De tempos em tempos, observamos um raro alinhamento de planetas capaz de mudar o rumo da história. Mikhail Gorbachev era a última figura histórica ainda viva que fez parte de um desses raros alinhamentos, que reuniu, em um único momento, Ronald Reagan, Margareth Thatcher e o papa João Paulo II, além do ex-líder soviético. O papa, convém lembrar, foi o primeiro papa não italiano em mais de 400 anos, e justamente alguém oriundo da cortina de ferro.
Convém lembrar o mundo em que vivíamos. Os dois choques do petróleo na década de 70 tinham levado a inflação para dois dígitos no mundo desenvolvido. No início dos anos 80, Paul Volcker assumiu o Fed com a missão de acabar com a brincadeira. E ele não brincou em serviço: elevou a taxa de juros nos EUA para 20% ao ano, um nível inimaginável para nós, hoje. Os países dependentes do dólar foram quebrando uns após os outros. O Brasil decretou a moratória da dívida externa em 1987.
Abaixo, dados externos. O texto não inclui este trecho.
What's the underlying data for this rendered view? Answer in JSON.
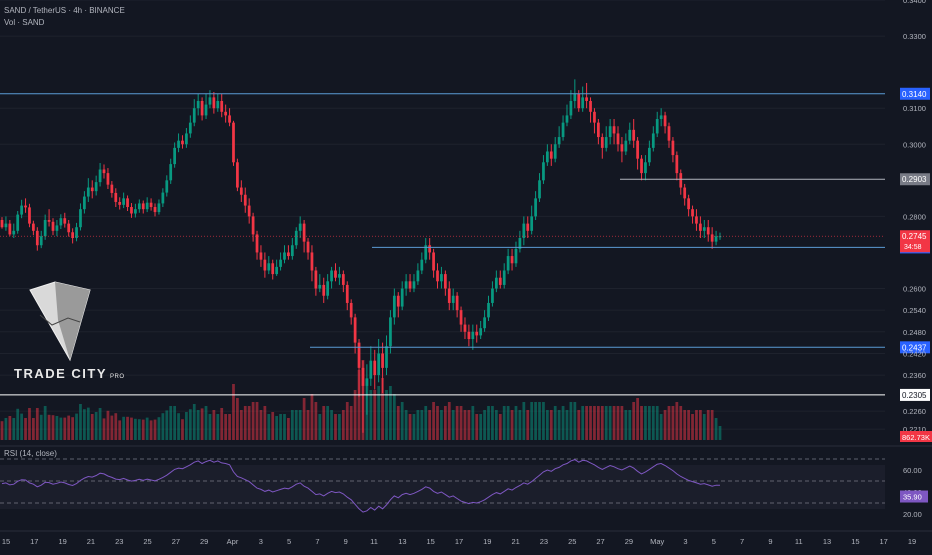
{
  "header": {
    "symbol_line": "SAND / TetherUS · 4h · BINANCE",
    "volume_line": "Vol · SAND",
    "rsi_line": "RSI (14, close)"
  },
  "logo": {
    "brand": "TRADE CITY",
    "suffix": "PRO"
  },
  "chart_data": {
    "type": "candlestick",
    "title": "SAND / TetherUS · 4h · BINANCE",
    "price_axis": {
      "range": [
        0.218,
        0.34
      ],
      "ticks": [
        "0.3400",
        "0.3300",
        "0.3100",
        "0.3000",
        "0.2800",
        "0.2600",
        "0.2540",
        "0.2480",
        "0.2420",
        "0.2360",
        "0.2260",
        "0.2210"
      ]
    },
    "time_axis": {
      "ticks": [
        "15",
        "17",
        "19",
        "21",
        "23",
        "25",
        "27",
        "29",
        "Apr",
        "3",
        "5",
        "7",
        "9",
        "11",
        "13",
        "15",
        "17",
        "19",
        "21",
        "23",
        "25",
        "27",
        "29",
        "May",
        "3",
        "5",
        "7",
        "9",
        "11",
        "13",
        "15",
        "17",
        "19"
      ]
    },
    "levels": [
      {
        "price": 0.314,
        "label": "0.3140",
        "color": "#5b9bd5",
        "style": "blue"
      },
      {
        "price": 0.2903,
        "label": "0.2903",
        "color": "#b2b5be",
        "style": "grey"
      },
      {
        "price": 0.2714,
        "label": "0.2714",
        "color": "#5b9bd5",
        "style": "blue"
      },
      {
        "price": 0.2437,
        "label": "0.2437",
        "color": "#5b9bd5",
        "style": "blue"
      },
      {
        "price": 0.2305,
        "label": "0.2305",
        "color": "#ffffff",
        "style": "white"
      }
    ],
    "last_price": {
      "value": "0.2745",
      "countdown": "34:58",
      "color": "#f23645"
    },
    "volume": {
      "label": "862.73K",
      "color": "#f23645"
    },
    "rsi": {
      "upper": "60.00",
      "middle": "40.00",
      "lower": "20.00",
      "value": "35.90",
      "range": [
        10,
        80
      ],
      "bands": [
        70,
        50,
        30
      ]
    },
    "candles": [
      [
        0.279,
        0.277,
        0.2798,
        0.2766
      ],
      [
        0.277,
        0.278,
        0.28,
        0.276
      ],
      [
        0.278,
        0.275,
        0.279,
        0.2745
      ],
      [
        0.275,
        0.276,
        0.278,
        0.274
      ],
      [
        0.276,
        0.2805,
        0.2815,
        0.2752
      ],
      [
        0.2805,
        0.283,
        0.2846,
        0.2795
      ],
      [
        0.283,
        0.2825,
        0.285,
        0.281
      ],
      [
        0.2825,
        0.278,
        0.2835,
        0.277
      ],
      [
        0.278,
        0.276,
        0.2788,
        0.2748
      ],
      [
        0.276,
        0.272,
        0.277,
        0.2705
      ],
      [
        0.272,
        0.2745,
        0.276,
        0.2712
      ],
      [
        0.2745,
        0.279,
        0.2805,
        0.2735
      ],
      [
        0.279,
        0.2785,
        0.282,
        0.2772
      ],
      [
        0.2785,
        0.276,
        0.2795,
        0.2748
      ],
      [
        0.276,
        0.2775,
        0.279,
        0.2745
      ],
      [
        0.2775,
        0.2795,
        0.2806,
        0.2765
      ],
      [
        0.2795,
        0.278,
        0.281,
        0.2769
      ],
      [
        0.278,
        0.2756,
        0.279,
        0.2744
      ],
      [
        0.2756,
        0.274,
        0.2767,
        0.2725
      ],
      [
        0.274,
        0.277,
        0.2782,
        0.2731
      ],
      [
        0.277,
        0.282,
        0.2836,
        0.2761
      ],
      [
        0.282,
        0.2855,
        0.287,
        0.2808
      ],
      [
        0.2855,
        0.288,
        0.2906,
        0.284
      ],
      [
        0.288,
        0.287,
        0.29,
        0.285
      ],
      [
        0.287,
        0.2895,
        0.2913,
        0.2858
      ],
      [
        0.2895,
        0.293,
        0.2948,
        0.2883
      ],
      [
        0.293,
        0.292,
        0.2944,
        0.2905
      ],
      [
        0.292,
        0.2888,
        0.2934,
        0.2876
      ],
      [
        0.2888,
        0.2865,
        0.2898,
        0.2852
      ],
      [
        0.2865,
        0.284,
        0.2878,
        0.2826
      ],
      [
        0.284,
        0.2832,
        0.2853,
        0.2819
      ],
      [
        0.2832,
        0.285,
        0.2866,
        0.2823
      ],
      [
        0.285,
        0.2826,
        0.2858,
        0.2815
      ],
      [
        0.2826,
        0.2808,
        0.2837,
        0.2796
      ],
      [
        0.2808,
        0.282,
        0.2835,
        0.2797
      ],
      [
        0.282,
        0.2836,
        0.2847,
        0.281
      ],
      [
        0.2836,
        0.282,
        0.2844,
        0.2808
      ],
      [
        0.282,
        0.2838,
        0.2853,
        0.2812
      ],
      [
        0.2838,
        0.2826,
        0.285,
        0.2816
      ],
      [
        0.2826,
        0.2812,
        0.2836,
        0.28
      ],
      [
        0.2812,
        0.2836,
        0.2847,
        0.2805
      ],
      [
        0.2836,
        0.2866,
        0.2878,
        0.2826
      ],
      [
        0.2866,
        0.29,
        0.2914,
        0.2855
      ],
      [
        0.29,
        0.2945,
        0.296,
        0.289
      ],
      [
        0.2945,
        0.299,
        0.3005,
        0.2935
      ],
      [
        0.299,
        0.301,
        0.303,
        0.2978
      ],
      [
        0.301,
        0.3,
        0.3025,
        0.2988
      ],
      [
        0.3,
        0.303,
        0.3045,
        0.299
      ],
      [
        0.303,
        0.306,
        0.308,
        0.3018
      ],
      [
        0.306,
        0.31,
        0.3125,
        0.305
      ],
      [
        0.31,
        0.312,
        0.314,
        0.308
      ],
      [
        0.312,
        0.308,
        0.313,
        0.3066
      ],
      [
        0.308,
        0.311,
        0.314,
        0.307
      ],
      [
        0.311,
        0.313,
        0.315,
        0.31
      ],
      [
        0.313,
        0.31,
        0.3145,
        0.3085
      ],
      [
        0.31,
        0.312,
        0.314,
        0.309
      ],
      [
        0.312,
        0.309,
        0.314,
        0.3075
      ],
      [
        0.309,
        0.308,
        0.311,
        0.306
      ],
      [
        0.308,
        0.306,
        0.31,
        0.305
      ],
      [
        0.306,
        0.295,
        0.3065,
        0.294
      ],
      [
        0.295,
        0.288,
        0.296,
        0.287
      ],
      [
        0.288,
        0.286,
        0.29,
        0.284
      ],
      [
        0.286,
        0.283,
        0.288,
        0.281
      ],
      [
        0.283,
        0.28,
        0.285,
        0.278
      ],
      [
        0.28,
        0.275,
        0.281,
        0.273
      ],
      [
        0.275,
        0.27,
        0.276,
        0.268
      ],
      [
        0.27,
        0.268,
        0.272,
        0.266
      ],
      [
        0.268,
        0.265,
        0.27,
        0.263
      ],
      [
        0.265,
        0.267,
        0.269,
        0.264
      ],
      [
        0.267,
        0.264,
        0.268,
        0.2625
      ],
      [
        0.264,
        0.266,
        0.268,
        0.2635
      ],
      [
        0.266,
        0.268,
        0.27,
        0.265
      ],
      [
        0.268,
        0.27,
        0.272,
        0.267
      ],
      [
        0.27,
        0.269,
        0.272,
        0.268
      ],
      [
        0.269,
        0.272,
        0.274,
        0.268
      ],
      [
        0.272,
        0.276,
        0.277,
        0.271
      ],
      [
        0.276,
        0.278,
        0.28,
        0.274
      ],
      [
        0.278,
        0.273,
        0.279,
        0.27
      ],
      [
        0.273,
        0.27,
        0.274,
        0.268
      ],
      [
        0.27,
        0.265,
        0.272,
        0.262
      ],
      [
        0.265,
        0.26,
        0.266,
        0.258
      ],
      [
        0.26,
        0.261,
        0.264,
        0.259
      ],
      [
        0.261,
        0.258,
        0.263,
        0.256
      ],
      [
        0.258,
        0.262,
        0.264,
        0.257
      ],
      [
        0.262,
        0.265,
        0.266,
        0.26
      ],
      [
        0.265,
        0.263,
        0.267,
        0.262
      ],
      [
        0.263,
        0.264,
        0.266,
        0.261
      ],
      [
        0.264,
        0.261,
        0.265,
        0.259
      ],
      [
        0.261,
        0.256,
        0.262,
        0.254
      ],
      [
        0.256,
        0.252,
        0.257,
        0.25
      ],
      [
        0.252,
        0.245,
        0.253,
        0.242
      ],
      [
        0.245,
        0.238,
        0.246,
        0.23
      ],
      [
        0.238,
        0.233,
        0.24,
        0.22
      ],
      [
        0.233,
        0.235,
        0.239,
        0.225
      ],
      [
        0.235,
        0.24,
        0.244,
        0.233
      ],
      [
        0.24,
        0.236,
        0.243,
        0.232
      ],
      [
        0.236,
        0.242,
        0.246,
        0.234
      ],
      [
        0.242,
        0.238,
        0.245,
        0.231
      ],
      [
        0.238,
        0.244,
        0.247,
        0.236
      ],
      [
        0.244,
        0.252,
        0.254,
        0.242
      ],
      [
        0.252,
        0.258,
        0.26,
        0.25
      ],
      [
        0.258,
        0.255,
        0.259,
        0.252
      ],
      [
        0.255,
        0.26,
        0.262,
        0.254
      ],
      [
        0.26,
        0.262,
        0.264,
        0.258
      ],
      [
        0.262,
        0.26,
        0.264,
        0.259
      ],
      [
        0.26,
        0.262,
        0.264,
        0.259
      ],
      [
        0.262,
        0.265,
        0.267,
        0.261
      ],
      [
        0.265,
        0.268,
        0.27,
        0.264
      ],
      [
        0.268,
        0.272,
        0.274,
        0.267
      ],
      [
        0.272,
        0.27,
        0.274,
        0.268
      ],
      [
        0.27,
        0.265,
        0.271,
        0.263
      ],
      [
        0.265,
        0.262,
        0.267,
        0.26
      ],
      [
        0.262,
        0.264,
        0.266,
        0.26
      ],
      [
        0.264,
        0.26,
        0.265,
        0.258
      ],
      [
        0.26,
        0.256,
        0.262,
        0.254
      ],
      [
        0.256,
        0.258,
        0.26,
        0.254
      ],
      [
        0.258,
        0.254,
        0.259,
        0.252
      ],
      [
        0.254,
        0.25,
        0.255,
        0.248
      ],
      [
        0.25,
        0.248,
        0.252,
        0.246
      ],
      [
        0.248,
        0.246,
        0.25,
        0.244
      ],
      [
        0.246,
        0.248,
        0.25,
        0.243
      ],
      [
        0.248,
        0.247,
        0.25,
        0.245
      ],
      [
        0.247,
        0.249,
        0.251,
        0.246
      ],
      [
        0.249,
        0.252,
        0.254,
        0.248
      ],
      [
        0.252,
        0.256,
        0.258,
        0.251
      ],
      [
        0.256,
        0.26,
        0.262,
        0.255
      ],
      [
        0.26,
        0.263,
        0.265,
        0.259
      ],
      [
        0.263,
        0.261,
        0.265,
        0.26
      ],
      [
        0.261,
        0.265,
        0.267,
        0.26
      ],
      [
        0.265,
        0.269,
        0.271,
        0.264
      ],
      [
        0.269,
        0.267,
        0.271,
        0.265
      ],
      [
        0.267,
        0.271,
        0.273,
        0.266
      ],
      [
        0.271,
        0.274,
        0.276,
        0.27
      ],
      [
        0.274,
        0.278,
        0.28,
        0.272
      ],
      [
        0.278,
        0.276,
        0.28,
        0.274
      ],
      [
        0.276,
        0.28,
        0.283,
        0.275
      ],
      [
        0.28,
        0.285,
        0.287,
        0.279
      ],
      [
        0.285,
        0.29,
        0.292,
        0.284
      ],
      [
        0.29,
        0.295,
        0.297,
        0.289
      ],
      [
        0.295,
        0.298,
        0.3,
        0.294
      ],
      [
        0.298,
        0.296,
        0.3,
        0.294
      ],
      [
        0.296,
        0.3,
        0.302,
        0.295
      ],
      [
        0.3,
        0.302,
        0.305,
        0.299
      ],
      [
        0.302,
        0.306,
        0.308,
        0.301
      ],
      [
        0.306,
        0.308,
        0.311,
        0.305
      ],
      [
        0.308,
        0.312,
        0.315,
        0.307
      ],
      [
        0.312,
        0.314,
        0.318,
        0.31
      ],
      [
        0.314,
        0.31,
        0.315,
        0.309
      ],
      [
        0.31,
        0.313,
        0.316,
        0.309
      ],
      [
        0.313,
        0.312,
        0.317,
        0.31
      ],
      [
        0.312,
        0.309,
        0.313,
        0.306
      ],
      [
        0.309,
        0.306,
        0.31,
        0.303
      ],
      [
        0.306,
        0.302,
        0.307,
        0.3
      ],
      [
        0.302,
        0.299,
        0.303,
        0.296
      ],
      [
        0.299,
        0.302,
        0.305,
        0.298
      ],
      [
        0.302,
        0.305,
        0.307,
        0.3
      ],
      [
        0.305,
        0.303,
        0.307,
        0.3
      ],
      [
        0.303,
        0.3,
        0.305,
        0.298
      ],
      [
        0.3,
        0.298,
        0.302,
        0.295
      ],
      [
        0.298,
        0.301,
        0.303,
        0.297
      ],
      [
        0.301,
        0.304,
        0.306,
        0.3
      ],
      [
        0.304,
        0.301,
        0.307,
        0.299
      ],
      [
        0.301,
        0.296,
        0.302,
        0.293
      ],
      [
        0.296,
        0.292,
        0.297,
        0.29
      ],
      [
        0.292,
        0.295,
        0.297,
        0.29
      ],
      [
        0.295,
        0.299,
        0.301,
        0.294
      ],
      [
        0.299,
        0.303,
        0.305,
        0.298
      ],
      [
        0.303,
        0.307,
        0.309,
        0.302
      ],
      [
        0.307,
        0.308,
        0.31,
        0.305
      ],
      [
        0.308,
        0.305,
        0.309,
        0.303
      ],
      [
        0.305,
        0.301,
        0.306,
        0.299
      ],
      [
        0.301,
        0.297,
        0.302,
        0.295
      ],
      [
        0.297,
        0.292,
        0.298,
        0.29
      ],
      [
        0.292,
        0.288,
        0.293,
        0.286
      ],
      [
        0.288,
        0.285,
        0.289,
        0.283
      ],
      [
        0.285,
        0.282,
        0.286,
        0.28
      ],
      [
        0.282,
        0.28,
        0.283,
        0.278
      ],
      [
        0.28,
        0.278,
        0.282,
        0.276
      ],
      [
        0.278,
        0.276,
        0.28,
        0.274
      ],
      [
        0.276,
        0.277,
        0.279,
        0.274
      ],
      [
        0.277,
        0.275,
        0.279,
        0.273
      ],
      [
        0.275,
        0.273,
        0.277,
        0.271
      ],
      [
        0.273,
        0.2745,
        0.276,
        0.272
      ],
      [
        0.2745,
        0.2745,
        0.2755,
        0.2735
      ]
    ]
  }
}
A União Soviética vinha de décadas de gastos muito acima de sua capacidade para sustentar duas corridas, a armamentista da guerra fria e pelo domínio do espaço. A détente da década de 70 foi uma tentativa de reduzir esses gastos. Muito pouco, muito tarde. A economia planificada soviética já estava irremediavelmente comprometida, e a recessão global provocada por Volcker foi a pá de cal.
Nesse contexto, Gorbachev assume. A sua escolha é um sinal de que a própria nomenklatura soviética reconhecia a necessidade de reformas no sistema. Ao contrário da gerontocracia que vinha dando as cartas desde Brejnev, Gorbachev era jovem (tinha 53 anos quando assumiu o poder) e ideias para reformar o sistema por dentro, sem mexer na estrutura do partido. Um pouco o que Deng Xiaoping vinha fazendo na China. Só que a coisa saiu do controle.
Ao contrário do seu par chinês, Gorbachev tentou fazer duas aberturas simultâneas: a econômica (perestroika) e a política (glasnost). Além disso, ao contrário da China, a Rússia tinha uma esfera de influência extra território, que abrangia as antigas repúblicas soviéticas e os países da cortina de ferro, chegando até Berlim, no coração da Europa Ocidental. A Glasnost foi equivalente a um terremoto que abalou as estruturas que dominavam esses satélites, levando à dissolução do império soviético. Não por outro motivo, a Rússia de Putin não era nada simpática ao ex-secretário geral.
No campo da economia, a perestroika tinha a tarefa de tornar eficiente um sistema centralizado de decisões econômicas, dando mais espaço para a iniciativa privada. O que conseguiu foi substituir o socialismo por um “crony capitalism”, em que empresários amigos do poder central passaram a dominar grandes fatias da atividade econômica. De qualquer forma, aquilo era mais eficiente para gerar riquezas do que o socialismo real.
É difícil saber quanto Gorbachev é fruto do seu tempo (se não fosse ele, outro semelhante surgiria no seu lugar) ou um artificie da história (sem ele, nada do que aconteceu seria possível). Talvez seja uma mistura de ambos. O fato é que, sem a perestroika, a União Soviética seria hoje uma Venezuela com armas nucleares. Não se trata de uma visão muito agradável.